KDB Darulehsan (07) is the second ship of the Darussalam-class offshore patrol vessels. The vessel is in active service in the Royal Brunei Navy (RBN).

OPV program 
Brunei ordered the Darussalam class from Lürssen, the same company that Brunei contracted to sell the Nakhoda Ragam-class corvettes, and the first two vessels were delivered in January 2011. The second batch of two ships were delivered by 2014.

Construction and career 
KDB Darulehsan was built by Lürssen Werft in Germany around the late 2000s.

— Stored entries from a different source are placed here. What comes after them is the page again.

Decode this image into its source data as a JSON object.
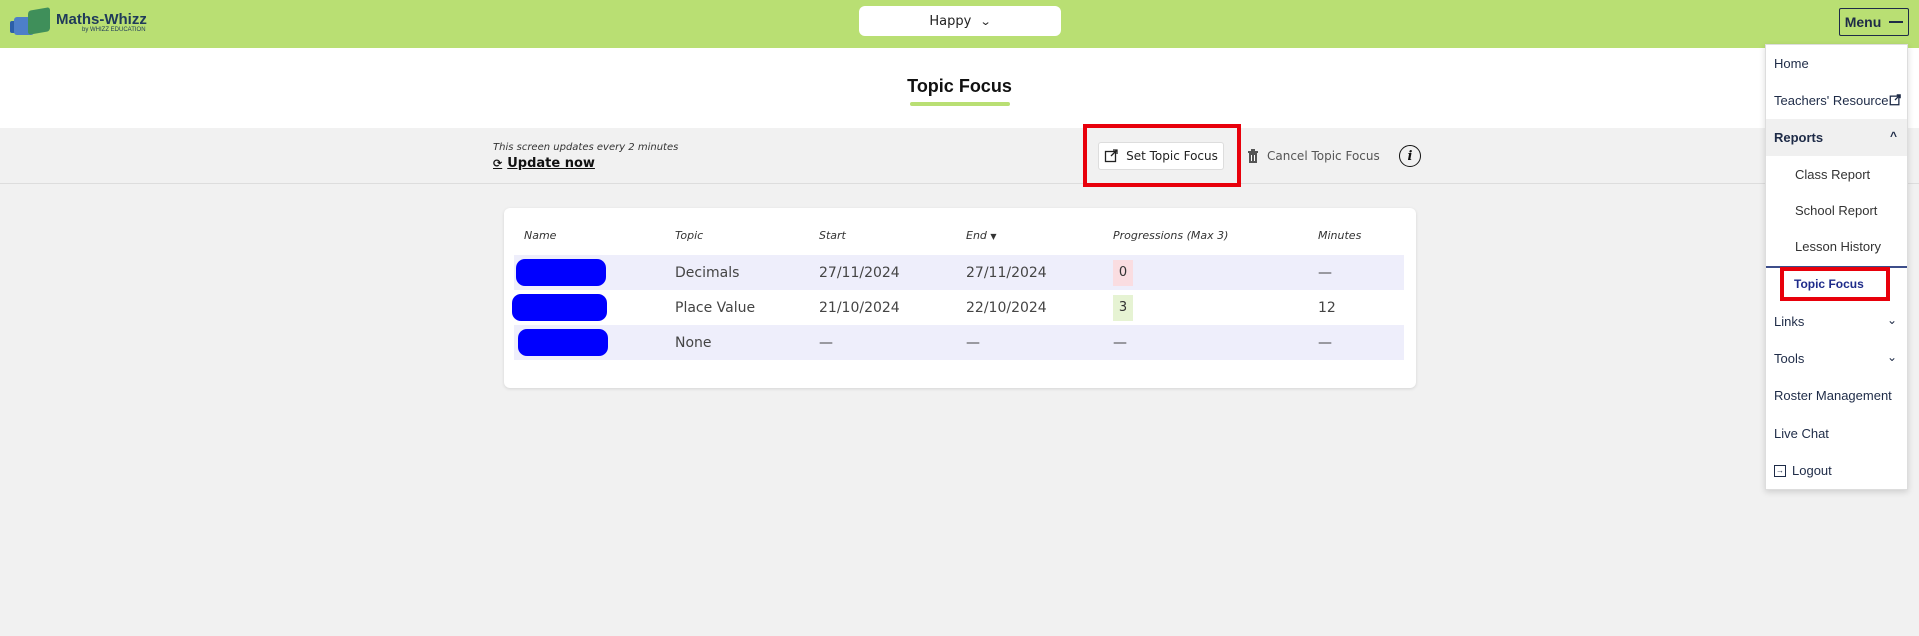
{
  "header": {
    "logo_text": "Maths-Whizz",
    "logo_sub": "by WHIZZ EDUCATION",
    "class_selector": "Happy",
    "menu_label": "Menu"
  },
  "page": {
    "title": "Topic Focus"
  },
  "toolbar": {
    "update_note": "This screen updates every 2 minutes",
    "update_now": "Update now",
    "set_focus": "Set Topic Focus",
    "cancel_focus": "Cancel Topic Focus"
  },
  "table": {
    "headers": {
      "name": "Name",
      "topic": "Topic",
      "start": "Start",
      "end": "End",
      "progressions": "Progressions (Max 3)",
      "minutes": "Minutes"
    },
    "rows": [
      {
        "topic": "Decimals",
        "start": "27/11/2024",
        "end": "27/11/2024",
        "progressions": "0",
        "minutes": "—"
      },
      {
        "topic": "Place Value",
        "start": "21/10/2024",
        "end": "22/10/2024",
        "progressions": "3",
        "minutes": "12"
      },
      {
        "topic": "None",
        "start": "—",
        "end": "—",
        "progressions": "—",
        "minutes": "—"
      }
    ]
  },
  "menu": {
    "home": "Home",
    "teachers_resource": "Teachers' Resource",
    "reports": "Reports",
    "class_report": "Class Report",
    "school_report": "School Report",
    "lesson_history": "Lesson History",
    "topic_focus": "Topic Focus",
    "links": "Links",
    "tools": "Tools",
    "roster": "Roster Management",
    "live_chat": "Live Chat",
    "logout": "Logout"
  },
  "colors": {
    "header_green": "#b9df73",
    "highlight_red": "#e8000b",
    "redacted_blue": "#0000ff",
    "badge_zero": "#fadde1",
    "badge_three": "#e6f3d3"
  }
}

She is part of the first batch delivered from Germany to Brunei. Darulehsan and KDB Darussalam were commissioned together on 4 May 2011 at Muara Naval Base. All four of her sister ships work in the offshore patrol vessel role.

Exercise Pelican 2011 
Singapore and Brunei concluded their flagship bilateral naval exercise from 10 to 13 July 2011 which consists of KDB Darulehsan, KDB Syafaat, KDB Itjihad and RSS Stalwart.

WPNS 2014 
On 14 April 2014, KDB Darulehsan set sail to Qingdao, China for Western Pacific Naval Symposium 2014 (WPNS 2014). It is the first time the Royal Brunei Navy visited China and participated in one of its naval exercises. KDB Darulehsan returned to port on 5 May 2014.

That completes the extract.